Date: Wednesday, June 28, 2017
Author: Yang Lim
How does the past signify and to what extent can this past be recaptured and made meaningful for the present moment? And to what extent can certain stories and perspectives be told or understood, given the inevitable distance between the past and present? The two exhibits Patrick Arès-Pilon and Sophie Arès-Pilon’s Le Salon Slideshow and Mitch Kern’s Upside Down and Backwards offer interesting and contrasting approaches to these issues, despite their seemingly different subject matter.
Patrick Arès-Pilon and Sophie Arès-Pilon’s Le Salon Slideshow will stimulate discussion and prompt reflection around what we consider to be significant about the past. Providing an immersive installation that evokes a homey feeling and sense of nostalgia, it also functions as a work in the present moment that derives its meaning through the people who enter that space.

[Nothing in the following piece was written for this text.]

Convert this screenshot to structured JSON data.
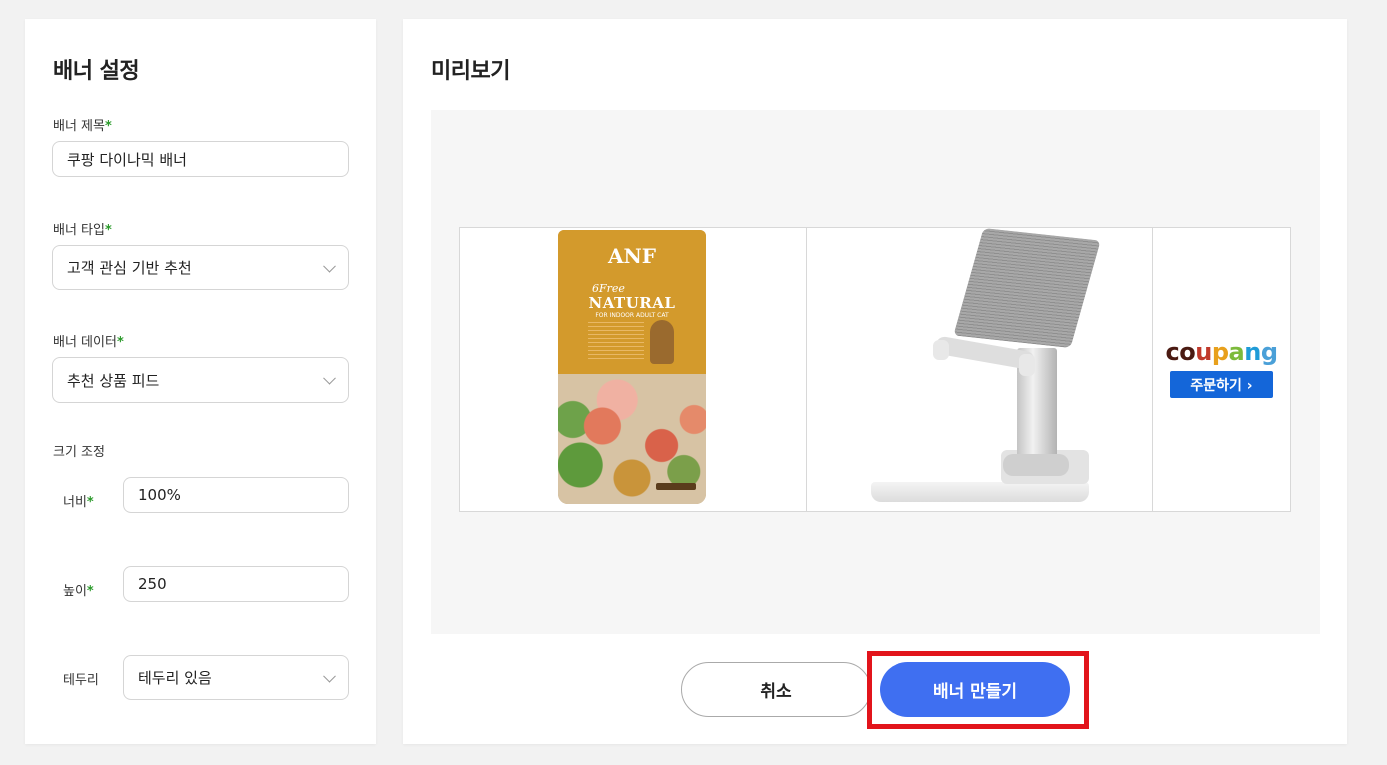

Upon entering the installation, the public is invited to take a seat and watch a narrated slideshow, evoking days long past where families may have sat in the living room and watched a slideshow. The reactions of the people as they watch the slideshow and listen to the stories being told about them are itself a process of dialogue in action: the confluence of image and narrative mutually creates meaning for each other. The act of articulation ensures the historical narrative’s continuation in the present, even as its meaning is reshaped in relation to the audience who listens to it.

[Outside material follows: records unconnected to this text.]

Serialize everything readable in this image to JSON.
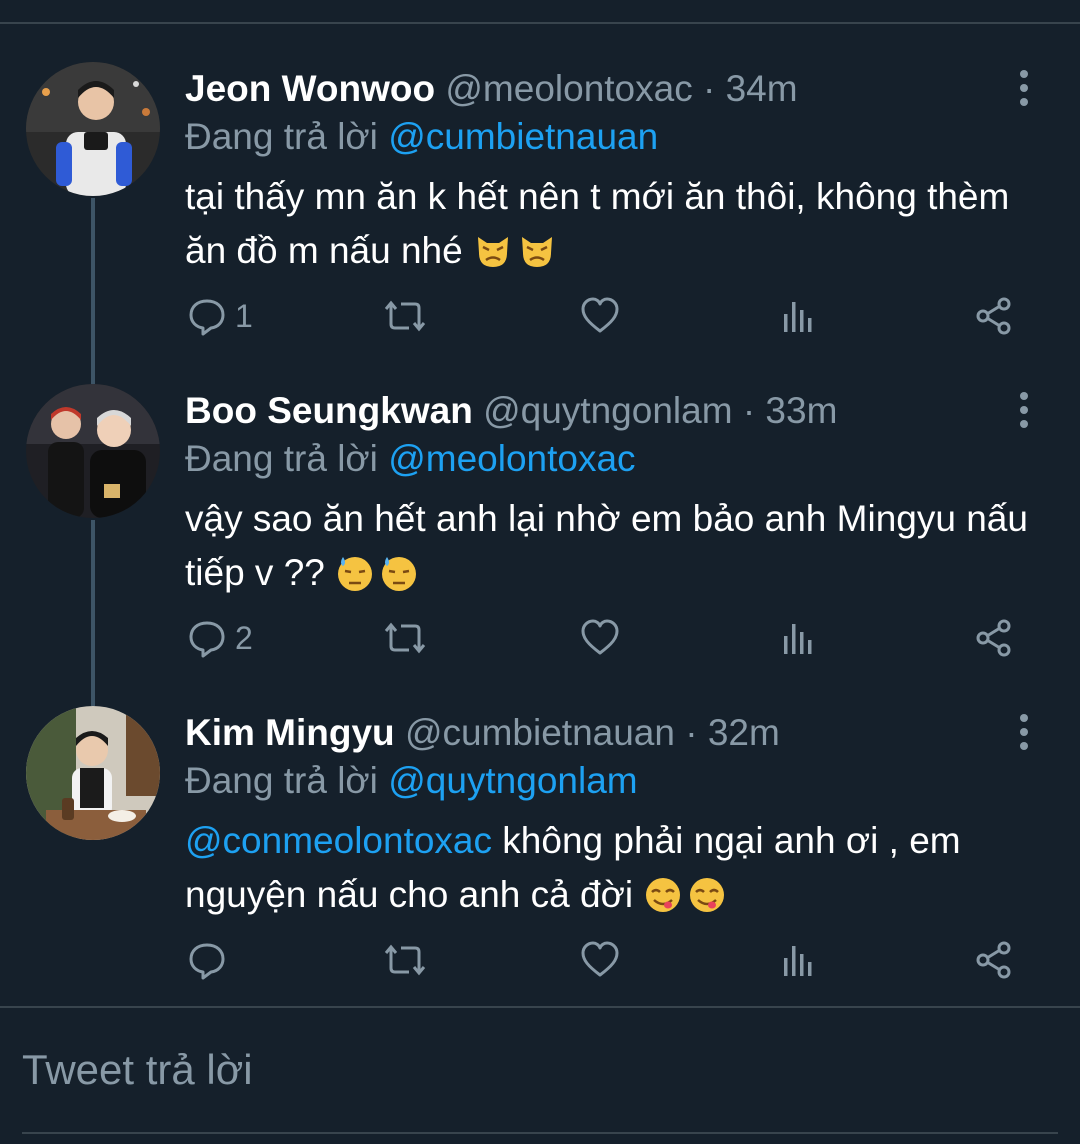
{
  "colors": {
    "background": "#15202b",
    "text_primary": "#ffffff",
    "text_secondary": "#8899a6",
    "accent": "#1da1f2",
    "divider": "#38444d"
  },
  "tweets": [
    {
      "display_name": "Jeon Wonwoo",
      "handle": "@meolontoxac",
      "separator": "·",
      "time": "34m",
      "reply_prefix": "Đang trả lời",
      "reply_to": "@cumbietnauan",
      "mention": "",
      "text": "tại thấy mn ăn k hết nên t mới ăn thôi, không thèm ăn đồ m nấu nhé",
      "emoji": [
        "cat-pouting-icon",
        "cat-pouting-icon"
      ],
      "replies": "1"
    },
    {
      "display_name": "Boo Seungkwan",
      "handle": "@quytngonlam",
      "separator": "·",
      "time": "33m",
      "reply_prefix": "Đang trả lời",
      "reply_to": "@meolontoxac",
      "mention": "",
      "text": "vậy sao ăn hết anh lại nhờ em bảo anh Mingyu nấu tiếp v ??",
      "emoji": [
        "downcast-sweat-face-icon",
        "downcast-sweat-face-icon"
      ],
      "replies": "2"
    },
    {
      "display_name": "Kim Mingyu",
      "handle": "@cumbietnauan",
      "separator": "·",
      "time": "32m",
      "reply_prefix": "Đang trả lời",
      "reply_to": "@quytngonlam",
      "mention": "@conmeolontoxac",
      "text": "không phải ngại anh ơi , em nguyện nấu cho anh cả đời",
      "emoji": [
        "yum-face-icon",
        "yum-face-icon"
      ],
      "replies": ""
    }
  ],
  "reply_box": {
    "placeholder": "Tweet trả lời"
  }
}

For example, one of the slideshows that Patrick Ares-Pilon and Sophie Ares-Pilon have shown was about their uncle who visited the Arctic from 1961 to 1963. As the slides progress, Sophie provides narrative commentary; people’s reactions to the slides, some of which are humourous comments, contribute to the flavour of the narrative. The result is a communal sharing of the past, captured through a fleeting experiential moment that cannot be replicated as it is only tied to the very people who are in the audience at that given point.
Indeed, without a narrative context, images of the past are only just that—images that lack significance or connection with the present, even if they refer to settings, events, or other things that may be familiar to people who have not had any personal experience with them.
At the same time, the installation appears to reveal the inadequacy of what is there and what is lost about the past. Perhaps what their installation suggests is that we can never fully recover the past; instead, what we can do is to preserve and share that past through the act of storytelling, which makes that past alive and meaningful for people in the present.
In contrast to “Le Salon Slideshow,” Mitch Kern’s Upside Down and Backwards seems to tackle the issue of the past itself by reflecting on the temporal nature of the present and the nature of reality itself. His installation consists of a small grey trailer that appears to be an innocuous object. However, when it is placed in the middle of Churchill Square—clearly out of place in relation to its urban surroundings—it invites different reactions that range from curiosity and excitement to suspicion and scepticism. The artist Mitch Kern invites people to come and sit inside the trailer, but not everyone is eager to do so.
For those willing to enter the trailer, they may feel like nature photographers who blend into the landscape to take photos of wildlife. The trailer has a narrow chamber onto which a camera lens is affixed, so an image of Churchill Square is projected onto the trailer’s interior wall, but upside-down and backwards. People inside the trailer can watch what is happening on the square while hidden from view, much like watching a motion picture. However, nothing is photographed or recorded and everything is transient and observable only as a fleeting, site-specific moment. For Kern, then, Upside Down and Backwards functions as an “anti-camera” device because it is the opposite of what a camera does, which is to capture the past in still images.
As such, Kern’s piece aims to get people talking about their experience through the lens of photography, which has historically been regarded as an “objective” medium through which reality can be represented. The experience that people get will vary, thereby encouraging dialogue around what they see and perceive and, by extension, drawing attention to the constructed nature of “reality.” In the same way, Le Salon Slideshow can be interpreted in a similar fashion—as an installation that asks for the public to reflect on how they perceive reality and what this may mean for the significance that they draw from it.